What you do now depends on a couple of things, if you have nice pink chunks of rhubarb, whip a few out to decorate your finished dish with. If its older green rhubarb cook it down to a compote. The pink stuff you can simmer till soft. Put the whole lot through a sieve to get some pinkish rhubarb juice/syrup, reserve that & then sweeten the rhubarb to taste (probably 50-100g of sugar). Let everything cool. If you like you can sneak some of the syrup away for cocktail making (more on this in a later post). Whilst all that is going on its time to whip 500ml of cream, use the good stuff and whip it to soft peaks.
Fold your syrup into the cream, if it won't all go give the cream an extra bit of whipping & carry on till its all in.

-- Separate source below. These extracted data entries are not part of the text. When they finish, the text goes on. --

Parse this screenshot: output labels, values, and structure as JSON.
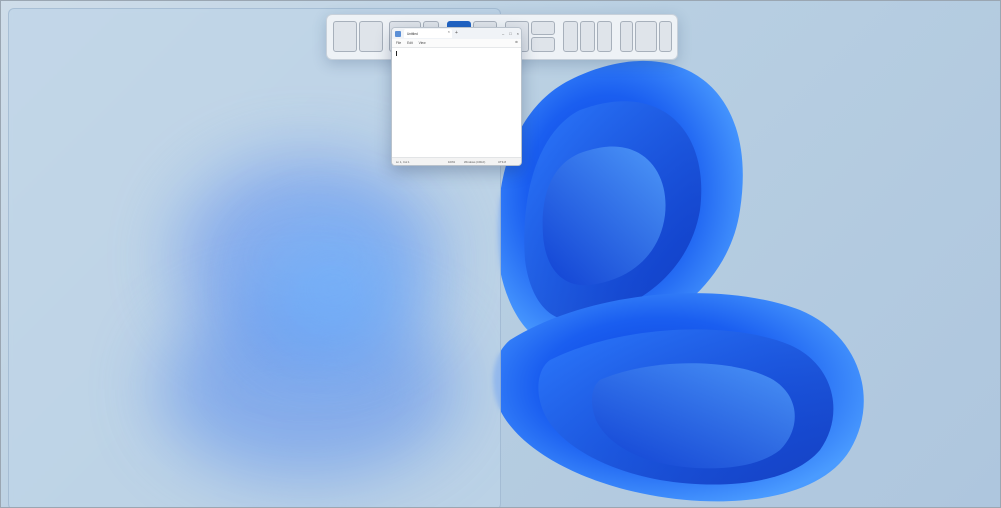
{
  "desktop": {
    "wallpaper": "windows-11-bloom",
    "accent_color": "#1f63c4"
  },
  "snap_layouts": {
    "groups": [
      {
        "name": "two-equal",
        "zones": 2
      },
      {
        "name": "two-wide-narrow",
        "zones": 2,
        "active_zone": 1
      },
      {
        "name": "three-columns",
        "zones": 3,
        "active_zone": 2
      },
      {
        "name": "grid-four",
        "zones": 4
      },
      {
        "name": "three-equal-columns",
        "zones": 3
      },
      {
        "name": "three-columns-center-wide",
        "zones": 3
      }
    ]
  },
  "notepad": {
    "tab_title": "Untitled",
    "tab_close": "×",
    "new_tab": "+",
    "caption": {
      "minimize": "–",
      "maximize": "□",
      "close": "×"
    },
    "menu": {
      "file": "File",
      "edit": "Edit",
      "view": "View"
    },
    "settings_icon": "⚙",
    "status": {
      "position": "Ln 1, Col 1",
      "zoom": "100%",
      "line_ending": "Windows (CRLF)",
      "encoding": "UTF-8"
    }
  }
}
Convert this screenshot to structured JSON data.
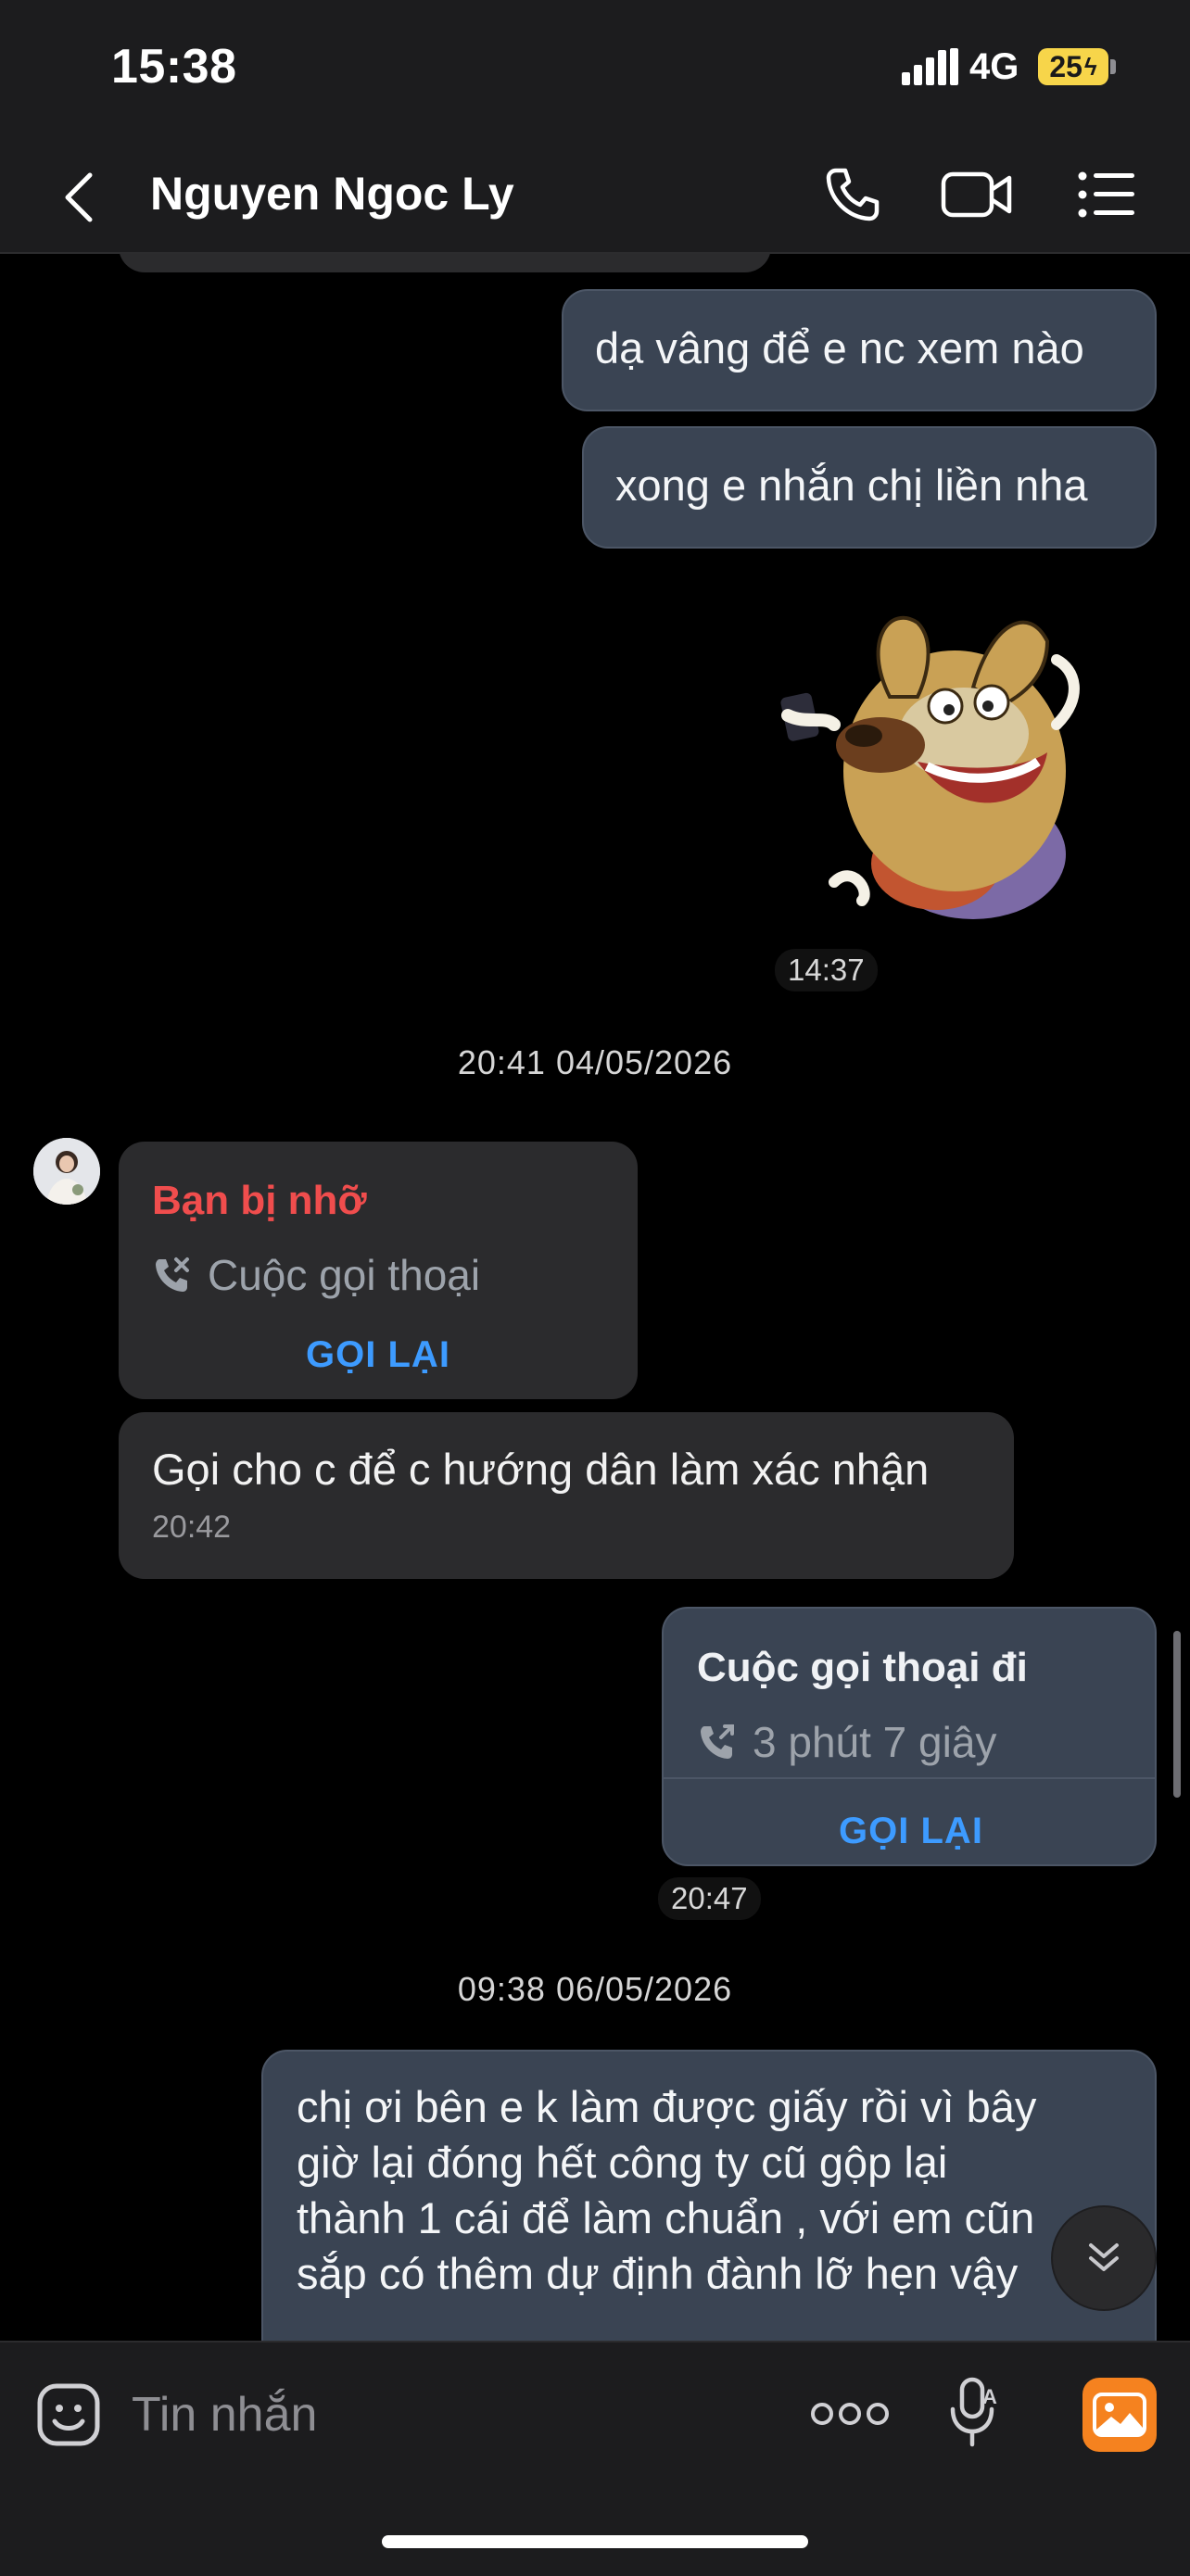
{
  "status_bar": {
    "time": "15:38",
    "network": "4G",
    "battery": "25"
  },
  "header": {
    "contact_name": "Nguyen Ngoc Ly",
    "icons": [
      "back-icon",
      "phone-icon",
      "video-icon",
      "menu-icon"
    ]
  },
  "messages": {
    "out_1": "dạ vâng để e nc xem nào",
    "out_2": "xong e nhắn chị liền nha",
    "sticker_time": "14:37",
    "date_1": "20:41 04/05/2026",
    "missed_call": {
      "title": "Bạn bị nhỡ",
      "subtitle": "Cuộc gọi thoại",
      "action": "GỌI LẠI"
    },
    "in_1": {
      "text": "Gọi cho c để c hướng dân làm xác nhận",
      "time": "20:42"
    },
    "outgoing_call": {
      "title": "Cuộc gọi thoại đi",
      "subtitle": "3 phút 7 giây",
      "action": "GỌI LẠI",
      "time": "20:47"
    },
    "date_2": "09:38 06/05/2026",
    "out_3_lines": [
      "chị ơi bên e k làm được giấy rồi vì bây",
      "giờ lại đóng hết công ty cũ gộp lại",
      "thành 1 cái để làm chuẩn , với em cũn",
      "sắp có thêm dự định đành lỡ hẹn vậy"
    ]
  },
  "composer": {
    "placeholder": "Tin nhắn"
  },
  "colors": {
    "background": "#000000",
    "bar": "#1c1c1e",
    "outgoing_bubble": "#3a4453",
    "incoming_bubble": "#2b2b2d",
    "missed_red": "#f04d4d",
    "action_blue": "#3d9bff",
    "battery_yellow": "#f7d54a",
    "image_button_orange": "#f5821f"
  }
}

Then start to fold in your Rhubarb chunks/compote. Taste regularly and once its to taste stop adding to it. The texture is difficult to describe, its sort of lumpy but not quite, similar to a thick clotted cream but with an acid bite. If you look carefully at the photograph you can see strands of fruit in the fool, and that is what you want. Dish it out into ramekins (it's quite a rich dessert, though I've never been in the position of having too much fool) and decorate. I've used a spoonful of compote & a slice of ginger, which goes very well with rhubarb. Chill till about 5-10 mins before you are ready to serve and you are good to go.

Its well worth making both a fool & a syllabub to compare the tastes & textures. It'll take a lot to convince me that the fool isn't superior though.